The past few weeks in Baltimore have been so different for me. It has given me a glimpse of another life. Of a life that could be mine if I work hard enough. It has been the light to an otherwise very dark history, and I want it. Badly. My body shakes, my heart races. I’m no longer able to calm myself around him. The instant reaction I have when he comes near me is suffocating. I carry a lot of trauma from my life, but he amplifies it.
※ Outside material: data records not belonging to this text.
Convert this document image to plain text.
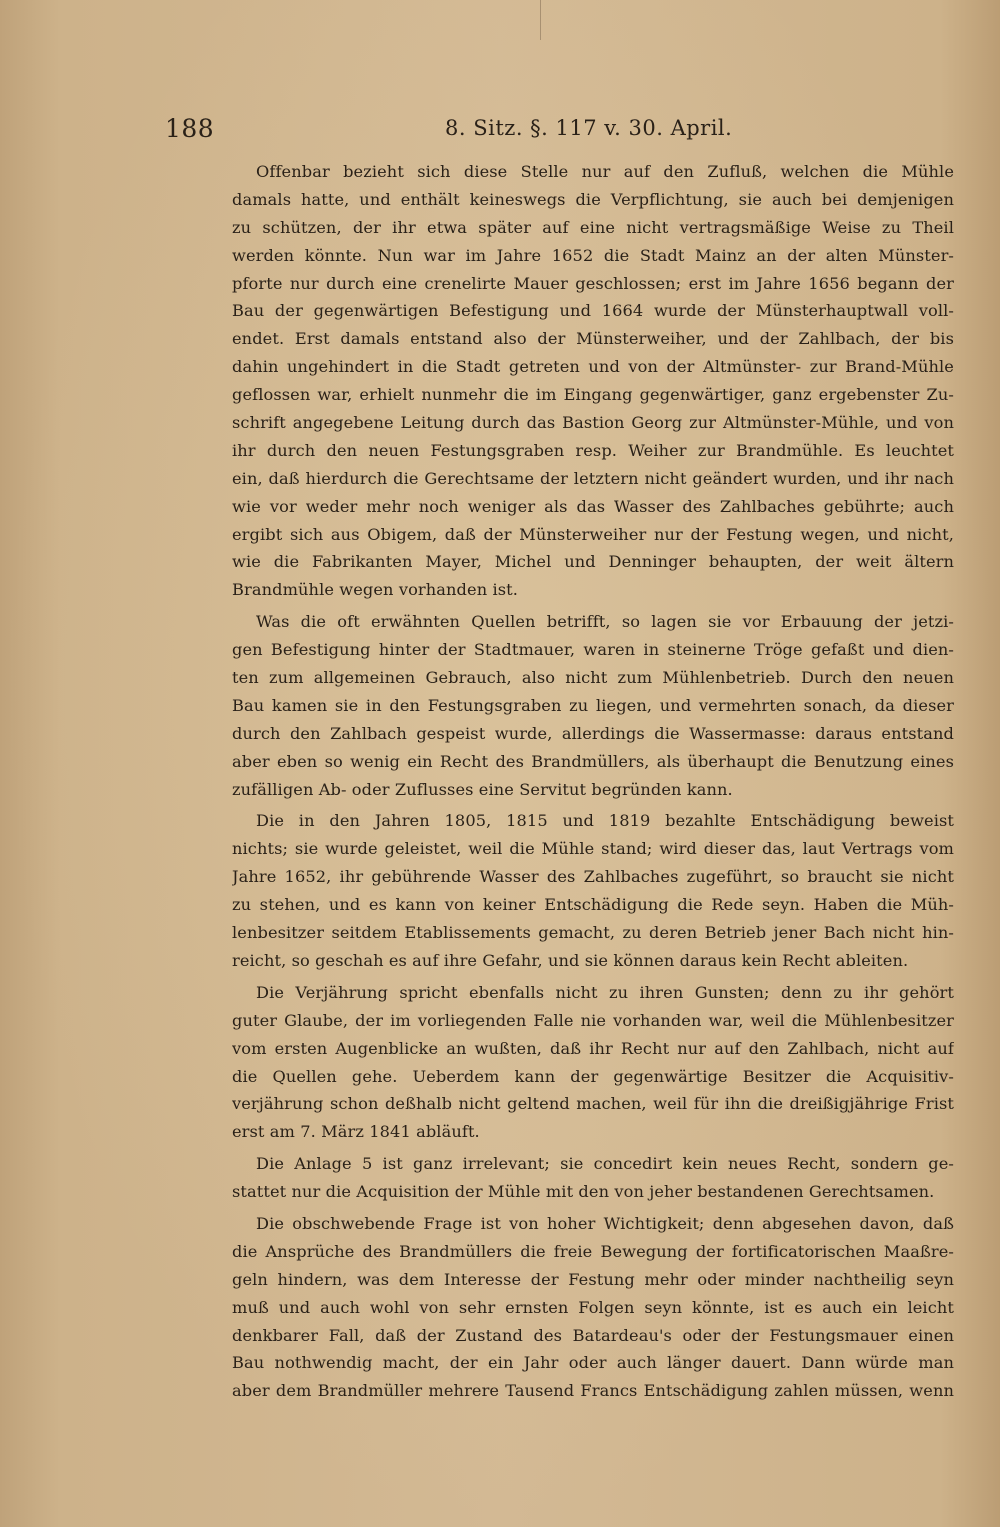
188	8. Sitz. §. 117 v. 30. April.
Offenbar bezieht sich diese Stelle nur auf den Zufluß, welchen die Mühle
damals hatte, und enthält keineswegs die Verpflichtung, sie auch bei demjenigen
zu schützen, der ihr etwa später auf eine nicht vertragsmäßige Weise zu Theil
werden könnte. Nun war im Jahre 1652 die Stadt Mainz an der alten Münster-
pforte nur durch eine crenelirte Mauer geschlossen; erst im Jahre 1656 begann der
Bau der gegenwärtigen Befestigung und 1664 wurde der Münsterhauptwall voll-
endet. Erst damals entstand also der Münsterweiher, und der Zahlbach, der bis
dahin ungehindert in die Stadt getreten und von der Altmünster- zur Brand-Mühle
geflossen war, erhielt nunmehr die im Eingang gegenwärtiger, ganz ergebenster Zu-
schrift angegebene Leitung durch das Bastion Georg zur Altmünster-Mühle, und von
ihr durch den neuen Festungsgraben resp. Weiher zur Brandmühle. Es leuchtet
ein, daß hierdurch die Gerechtsame der letztern nicht geändert wurden, und ihr nach
wie vor weder mehr noch weniger als das Wasser des Zahlbaches gebührte; auch
ergibt sich aus Obigem, daß der Münsterweiher nur der Festung wegen, und nicht,
wie die Fabrikanten Mayer, Michel und Denninger behaupten, der weit ältern
Brandmühle wegen vorhanden ist.
Was die oft erwähnten Quellen betrifft, so lagen sie vor Erbauung der jetzi-
gen Befestigung hinter der Stadtmauer, waren in steinerne Tröge gefaßt und dien-
ten zum allgemeinen Gebrauch, also nicht zum Mühlenbetrieb. Durch den neuen
Bau kamen sie in den Festungsgraben zu liegen, und vermehrten sonach, da dieser
durch den Zahlbach gespeist wurde, allerdings die Wassermasse: daraus entstand
aber eben so wenig ein Recht des Brandmüllers, als überhaupt die Benutzung eines
zufälligen Ab- oder Zuflusses eine Servitut begründen kann.
Die in den Jahren 1805, 1815 und 1819 bezahlte Entschädigung beweist
nichts; sie wurde geleistet, weil die Mühle stand; wird dieser das, laut Vertrags vom
Jahre 1652, ihr gebührende Wasser des Zahlbaches zugeführt, so braucht sie nicht
zu stehen, und es kann von keiner Entschädigung die Rede seyn. Haben die Müh-
lenbesitzer seitdem Etablissements gemacht, zu deren Betrieb jener Bach nicht hin-
reicht, so geschah es auf ihre Gefahr, und sie können daraus kein Recht ableiten.
Die Verjährung spricht ebenfalls nicht zu ihren Gunsten; denn zu ihr gehört
guter Glaube, der im vorliegenden Falle nie vorhanden war, weil die Mühlenbesitzer
vom ersten Augenblicke an wußten, daß ihr Recht nur auf den Zahlbach, nicht auf
die Quellen gehe. Ueberdem kann der gegenwärtige Besitzer die Acquisitiv-
verjährung schon deßhalb nicht geltend machen, weil für ihn die dreißigjährige Frist
erst am 7. März 1841 abläuft.
Die Anlage 5 ist ganz irrelevant; sie concedirt kein neues Recht, sondern ge-
stattet nur die Acquisition der Mühle mit den von jeher bestandenen Gerechtsamen.
Die obschwebende Frage ist von hoher Wichtigkeit; denn abgesehen davon, daß
die Ansprüche des Brandmüllers die freie Bewegung der fortificatorischen Maaßre-
geln hindern, was dem Interesse der Festung mehr oder minder nachtheilig seyn
muß und auch wohl von sehr ernsten Folgen seyn könnte, ist es auch ein leicht
denkbarer Fall, daß der Zustand des Batardeau's oder der Festungsmauer einen
Bau nothwendig macht, der ein Jahr oder auch länger dauert. Dann würde man
aber dem Brandmüller mehrere Tausend Francs Entschädigung zahlen müssen, wenn
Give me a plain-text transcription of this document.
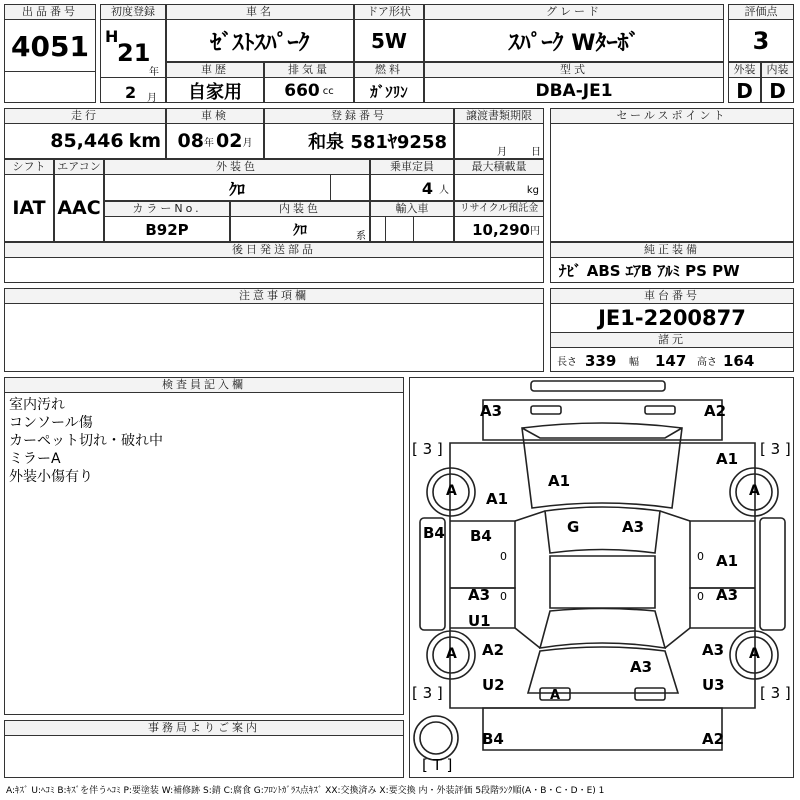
出品番号
4051
初度登録
H
21
年
2 月
車名
ｾﾞｽﾄｽﾊﾟｰｸ
ドア形状
5W
グレード
ｽﾊﾟｰｸ Wﾀｰﾎﾞ
評価点
3
車歴
自家用
排気量
660 cc
燃料
ｶﾞｿﾘﾝ
型式
DBA-JE1
外装
D
内装
D
走行
85,446 km
車検
08 年 02 月
登録番号
和泉 581ﾔ9258
譲渡書類期限
月 日
セールスポイント
シフト
IAT
エアコン
AAC
外装色
ｸﾛ
乗車定員
4 人
最大積載量
kg
カラーNo.
B92P
内装色
ｸﾛ	系
輸入車	リサイクル預託金
10,290 円
後日発送部品	純正装備
ﾅﾋﾞ ABS ｴｱB ｱﾙﾐ PS PW
注意事項欄	車台番号
JE1-2200877
諸元
長さ 339	幅 147	高さ 164
検査員記入欄
室内汚れ
コンソール傷
カーペット切れ・破れ中
ミラーA
外装小傷有り
事務局よりご案内
A3	A2
[ 3 ]	[ 3 ]
A1
A	A
A1
A1
G	A3
B4 B4
0	0 A1
A3	A3
U1
0	0
A A2
A3
A3 A
[ 3 ]	[ 3 ]
U2	U3
A
B4	A2
[ T ]
A:ｷｽﾞ U:ﾍｺﾐ B:ｷｽﾞを伴うﾍｺﾐ P:要塗装 W:補修跡 S:錆 C:腐食 G:ﾌﾛﾝﾄｶﾞﾗｽ点ｷｽﾞ XX:交換済み X:要交換 内・外装評価 5段階ﾗﾝｸ順(A・B・C・D・E) 1
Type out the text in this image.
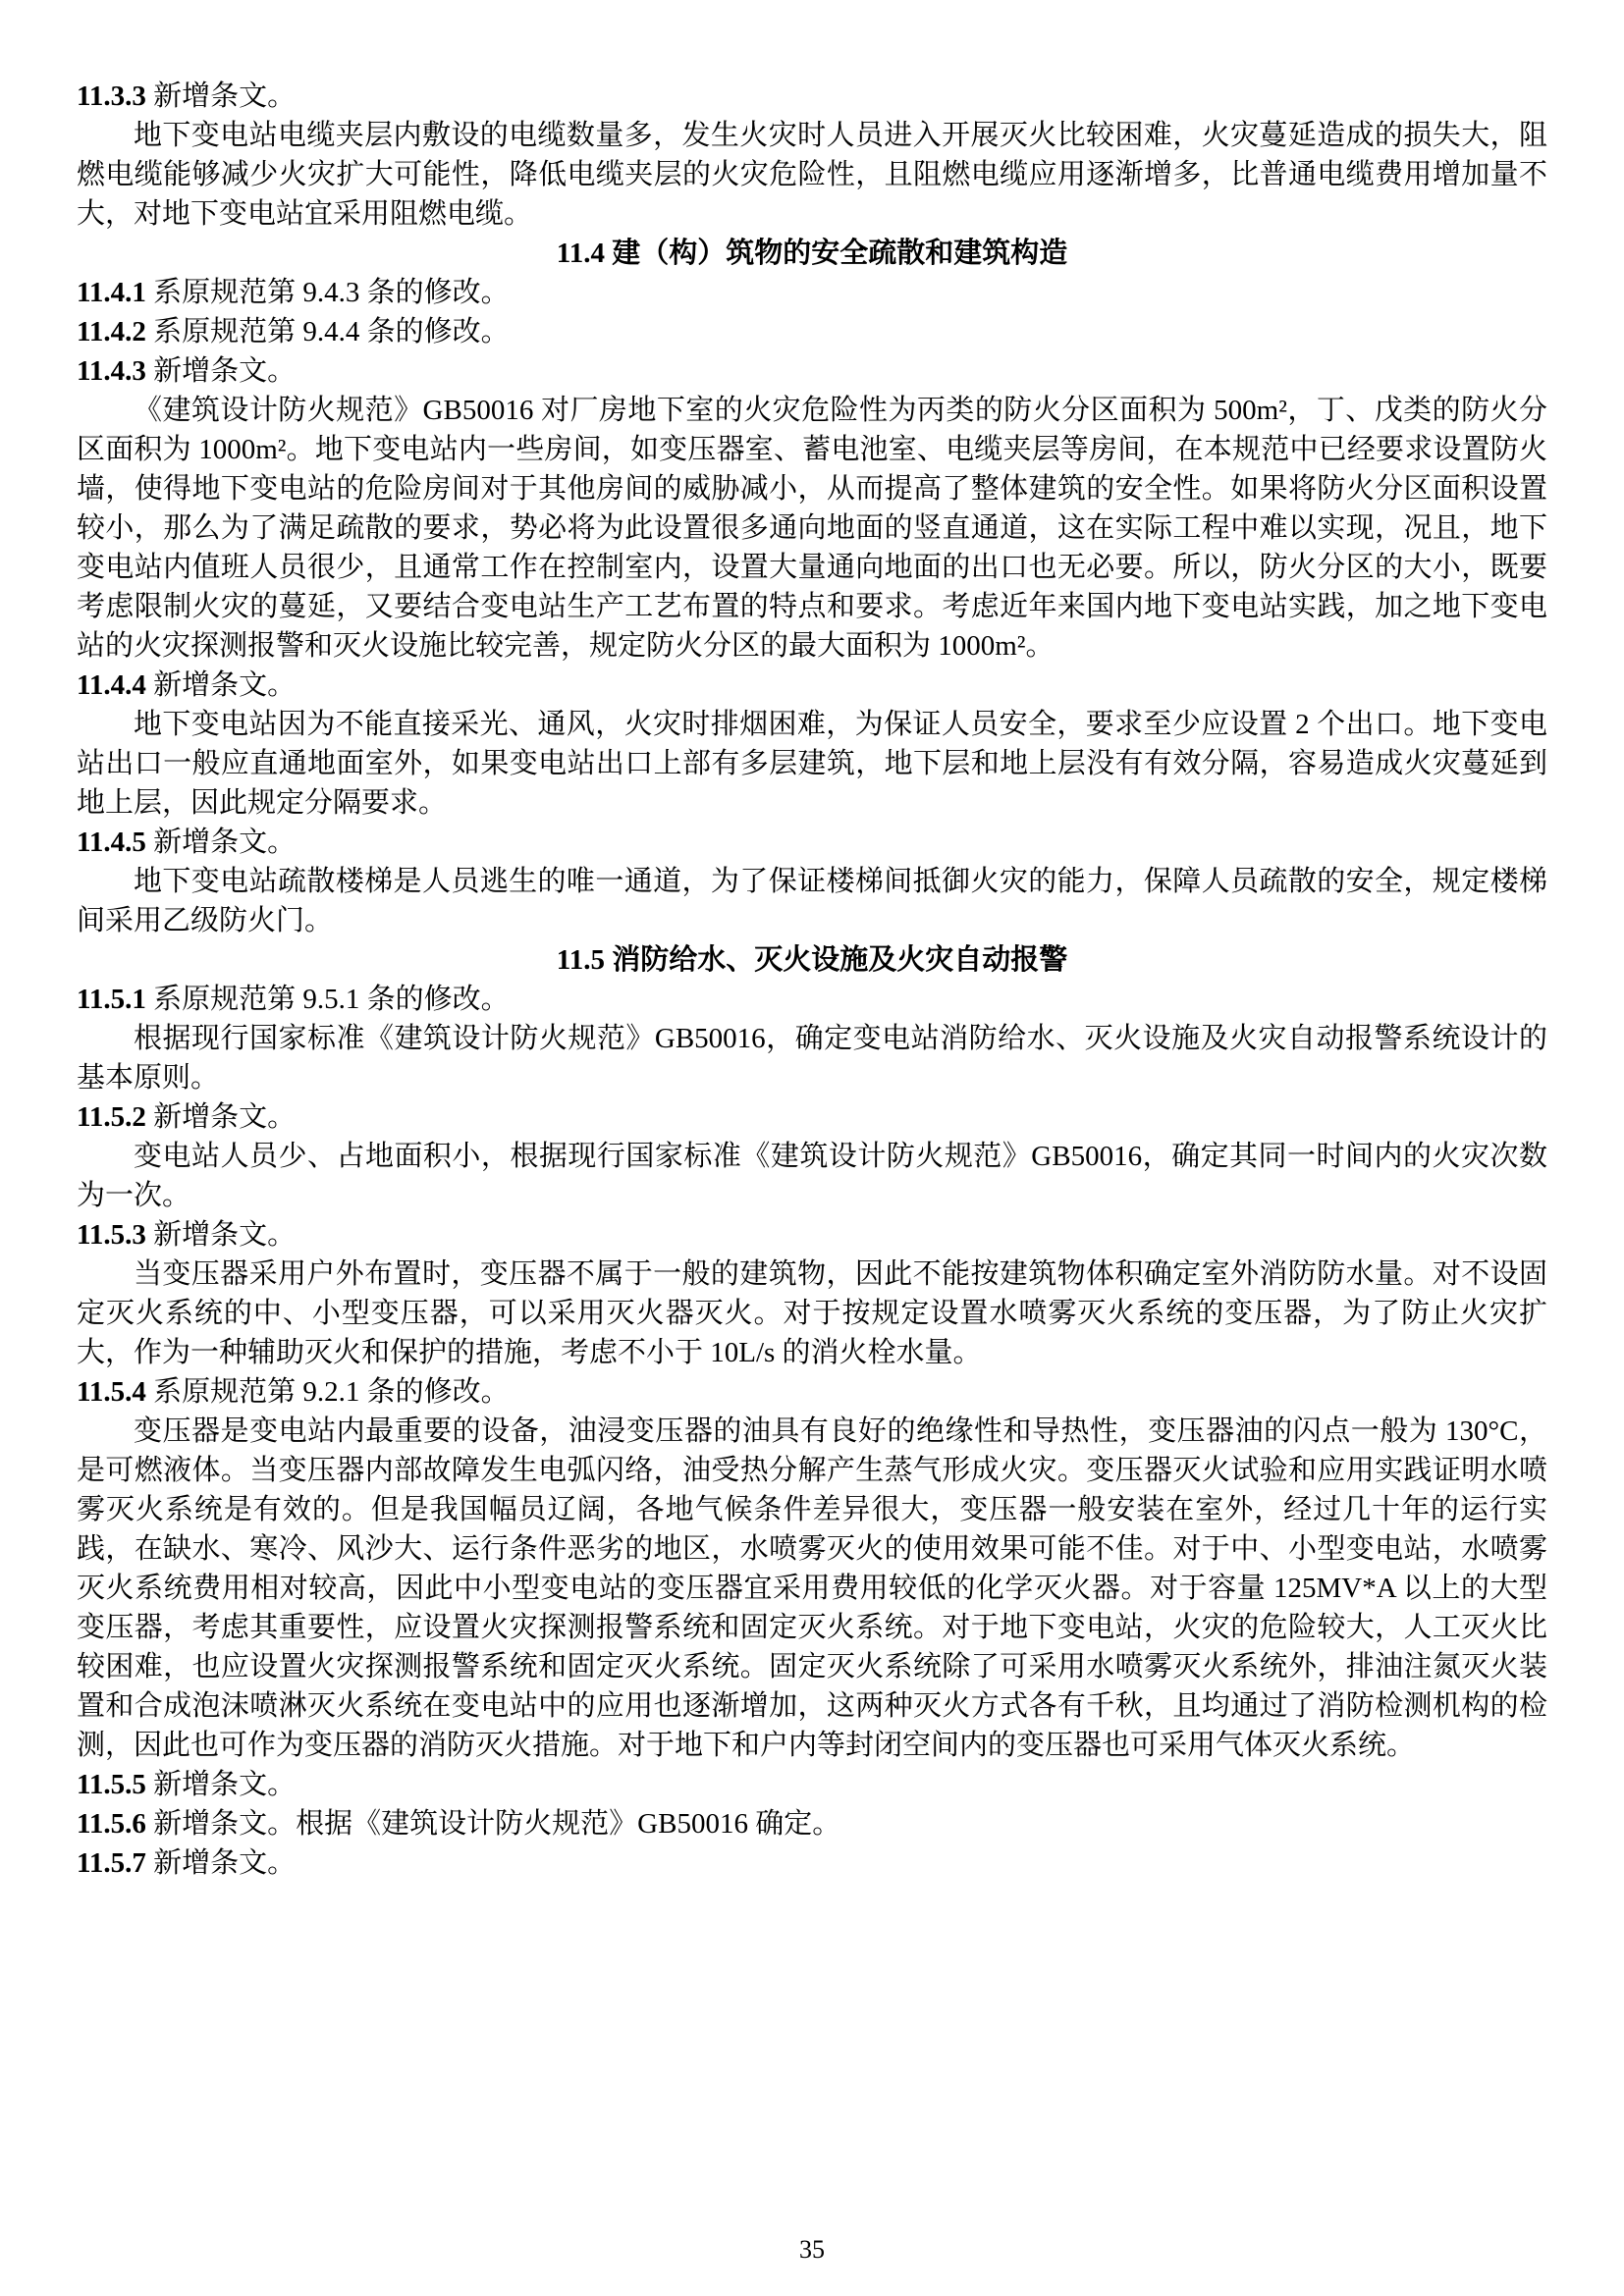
11.3.3 新增条文。

地下变电站电缆夹层内敷设的电缆数量多，发生火灾时人员进入开展灭火比较困难，火灾蔓延造成的损失大，阻燃电缆能够减少火灾扩大可能性，降低电缆夹层的火灾危险性，且阻燃电缆应用逐渐增多，比普通电缆费用增加量不大，对地下变电站宜采用阻燃电缆。

11.4 建（构）筑物的安全疏散和建筑构造
11.4.1 系原规范第 9.4.3 条的修改。
11.4.2 系原规范第 9.4.4 条的修改。
11.4.3 新增条文。

《建筑设计防火规范》GB50016 对厂房地下室的火灾危险性为丙类的防火分区面积为 500m²，丁、戊类的防火分区面积为 1000m²。地下变电站内一些房间，如变压器室、蓄电池室、电缆夹层等房间，在本规范中已经要求设置防火墙，使得地下变电站的危险房间对于其他房间的威胁减小，从而提高了整体建筑的安全性。如果将防火分区面积设置较小，那么为了满足疏散的要求，势必将为此设置很多通向地面的竖直通道，这在实际工程中难以实现，况且，地下变电站内值班人员很少，且通常工作在控制室内，设置大量通向地面的出口也无必要。所以，防火分区的大小，既要考虑限制火灾的蔓延，又要结合变电站生产工艺布置的特点和要求。考虑近年来国内地下变电站实践，加之地下变电站的火灾探测报警和灭火设施比较完善，规定防火分区的最大面积为 1000m²。

11.4.4 新增条文。

地下变电站因为不能直接采光、通风，火灾时排烟困难，为保证人员安全，要求至少应设置 2 个出口。地下变电站出口一般应直通地面室外，如果变电站出口上部有多层建筑，地下层和地上层没有有效分隔，容易造成火灾蔓延到地上层，因此规定分隔要求。

11.4.5 新增条文。

地下变电站疏散楼梯是人员逃生的唯一通道，为了保证楼梯间抵御火灾的能力，保障人员疏散的安全，规定楼梯间采用乙级防火门。

11.5 消防给水、灭火设施及火灾自动报警
11.5.1 系原规范第 9.5.1 条的修改。

根据现行国家标准《建筑设计防火规范》GB50016，确定变电站消防给水、灭火设施及火灾自动报警系统设计的基本原则。

11.5.2 新增条文。

变电站人员少、占地面积小，根据现行国家标准《建筑设计防火规范》GB50016，确定其同一时间内的火灾次数为一次。

11.5.3 新增条文。

当变压器采用户外布置时，变压器不属于一般的建筑物，因此不能按建筑物体积确定室外消防防水量。对不设固定灭火系统的中、小型变压器，可以采用灭火器灭火。对于按规定设置水喷雾灭火系统的变压器，为了防止火灾扩大，作为一种辅助灭火和保护的措施，考虑不小于 10L/s 的消火栓水量。

11.5.4 系原规范第 9.2.1 条的修改。

变压器是变电站内最重要的设备，油浸变压器的油具有良好的绝缘性和导热性，变压器油的闪点一般为 130°C，是可燃液体。当变压器内部故障发生电弧闪络，油受热分解产生蒸气形成火灾。变压器灭火试验和应用实践证明水喷雾灭火系统是有效的。但是我国幅员辽阔，各地气候条件差异很大，变压器一般安装在室外，经过几十年的运行实践，在缺水、寒冷、风沙大、运行条件恶劣的地区，水喷雾灭火的使用效果可能不佳。对于中、小型变电站，水喷雾灭火系统费用相对较高，因此中小型变电站的变压器宜采用费用较低的化学灭火器。对于容量 125MV*A 以上的大型变压器，考虑其重要性，应设置火灾探测报警系统和固定灭火系统。对于地下变电站，火灾的危险较大，人工灭火比较困难，也应设置火灾探测报警系统和固定灭火系统。固定灭火系统除了可采用水喷雾灭火系统外，排油注氮灭火装置和合成泡沫喷淋灭火系统在变电站中的应用也逐渐增加，这两种灭火方式各有千秋，且均通过了消防检测机构的检测，因此也可作为变压器的消防灭火措施。对于地下和户内等封闭空间内的变压器也可采用气体灭火系统。

11.5.5 新增条文。
11.5.6 新增条文。根据《建筑设计防火规范》GB50016 确定。
11.5.7 新增条文。
35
Despite my colorful past, he is the one that spikes the fear in me.

“Oh, you are such a pathetic little sister. We both know you are trash. The fact that you got a job here surprises me. How many times did you open your legs to get it?” he asks, and his words almost make me vomit as his girlfriend looks at me with one eyebrow raised in question.

“Did you let the rich old doctors fuck you? Did they shove their filthy fat cocks inside you? Did you let them, or did they just take you? You won't let me fuck you, but you let them, didn’t you?”

“Steve, you need to leave,” I grit out as I look around, smelling alcohol on his breath. With the busy entry behind some bushes to the left of me, I am not in anyone's line of sight.Stupid!

“Maybe you got on your knees; maybe this sassy little mouth of yours sucked them off? Is that how you got this job? Because we both know they don’t hire trash. Especially trash as slutty as you. But, fuck, I bet you give really good head. I wouldn’t mind your lips on me, Kitty Cat,” he threatens as he cups his groin, and I feel my nails biting into my palms at my sides.

“We both know I could ruin your career. AlI I would need to do is show everyone that rather entertaining video I have of you, and you would lose everything.” He knows how to get me to do what he wants. That video haunts me every waking hour.